GRM4, also known as metabotropic glutamate receptor 4, is a receptor that plays significant roles in the central nervous system. It is involved in glutamate-mediated signaling pathways, and glutamate is a key neurotransmitter in the nervous system, thus GRM4 is crucial for normal neural function [2,3].

In osteosarcoma, overexpression of GRM4 inhibits cell proliferation, migration, and invasion by interacting with CBX4 to restrict CBX4's nuclear localization and affect HIF-1α transcriptional activity [1]. Grm4-/-gene-targeted mice show accelerated radiation-induced tumor development, and GRM4 in myeloid cells selectively regulates IL23 and IL12 expression, with osteosarcoma-conditioned media affecting myeloid cell Il23 expression in a GRM4-dependent way [5].

In glioma, low expression of GRM4 is associated with poor prognosis, and its overexpression prevents the migration of human glioblastoma multiforme (GBM) cell lines in vitro, also having an impact on immune cell infiltration [4].

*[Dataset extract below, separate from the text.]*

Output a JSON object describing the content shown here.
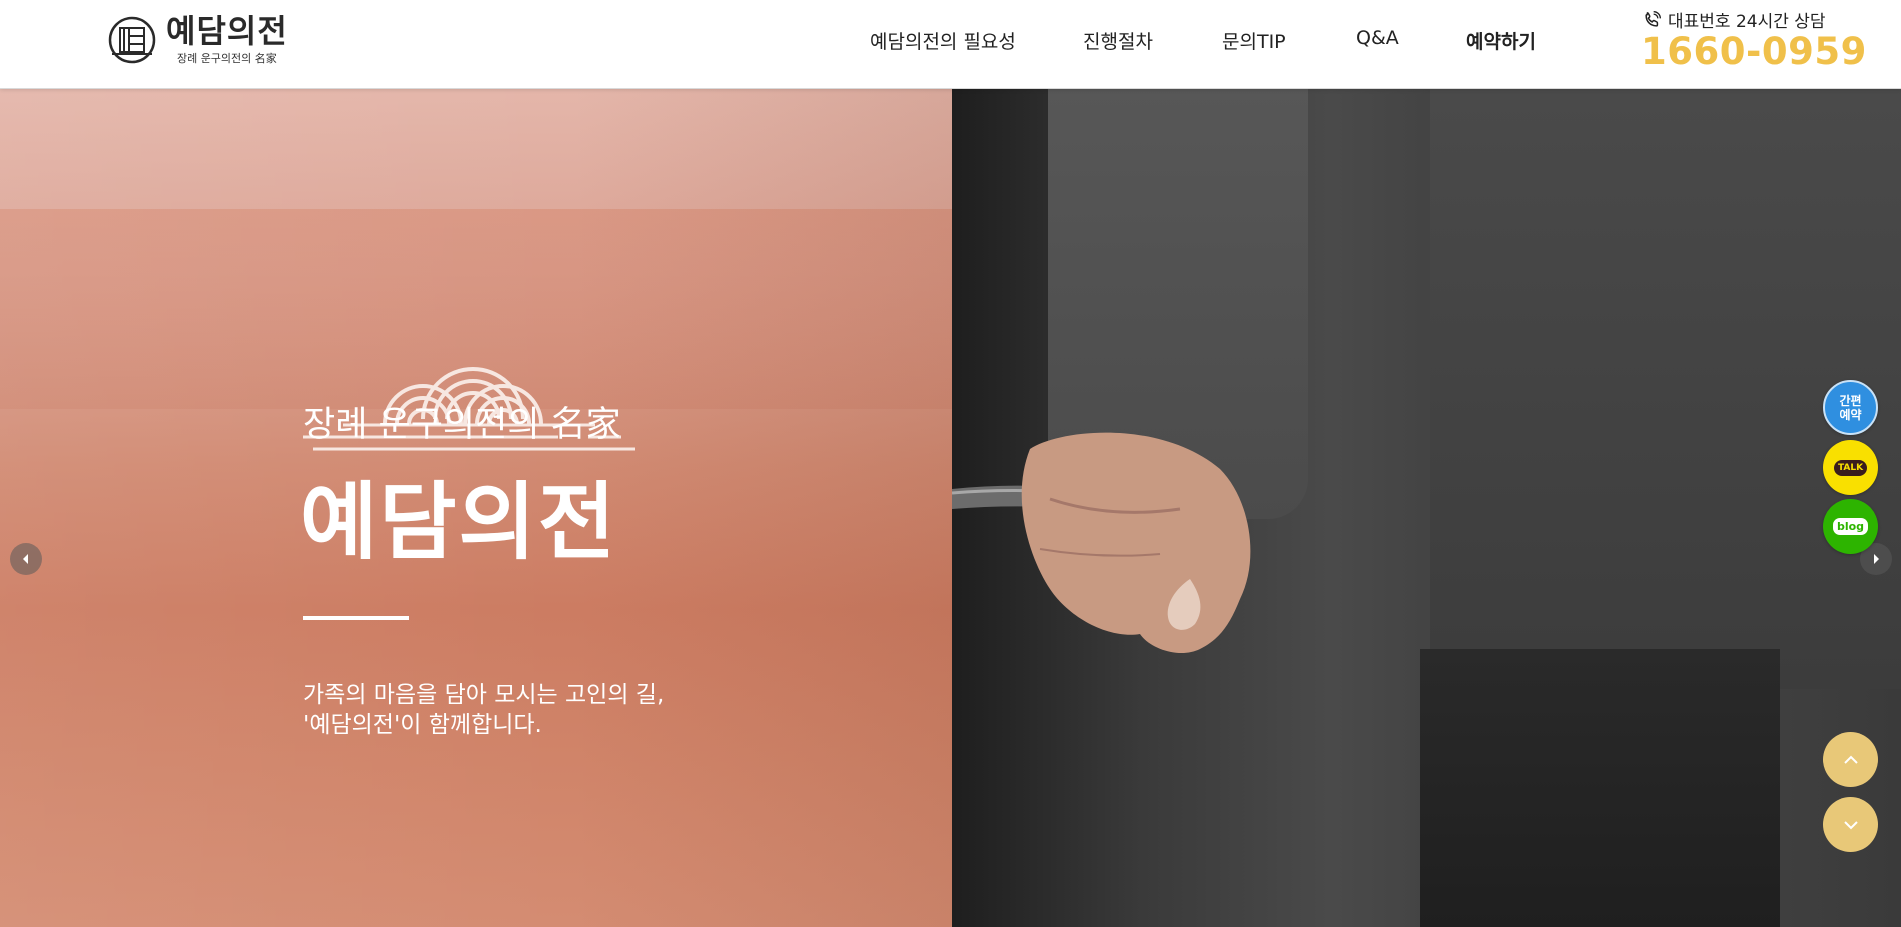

In breast cancer, GRM4 acts as a tumor suppressor, with its overexpression inhibiting cell proliferation, migration, and invasion, and it is regulated by miR-328-3p and miR-370-3p [6].

In conclusion, GRM4 has important functions in regulating cell behavior such as proliferation, migration, and invasion in multiple cancer types including osteosarcoma, glioma, and breast cancer. The study of GRM4 knockout mouse models has provided insights into its role in osteosarcoma development, highlighting its potential as a therapeutic target in these disease areas.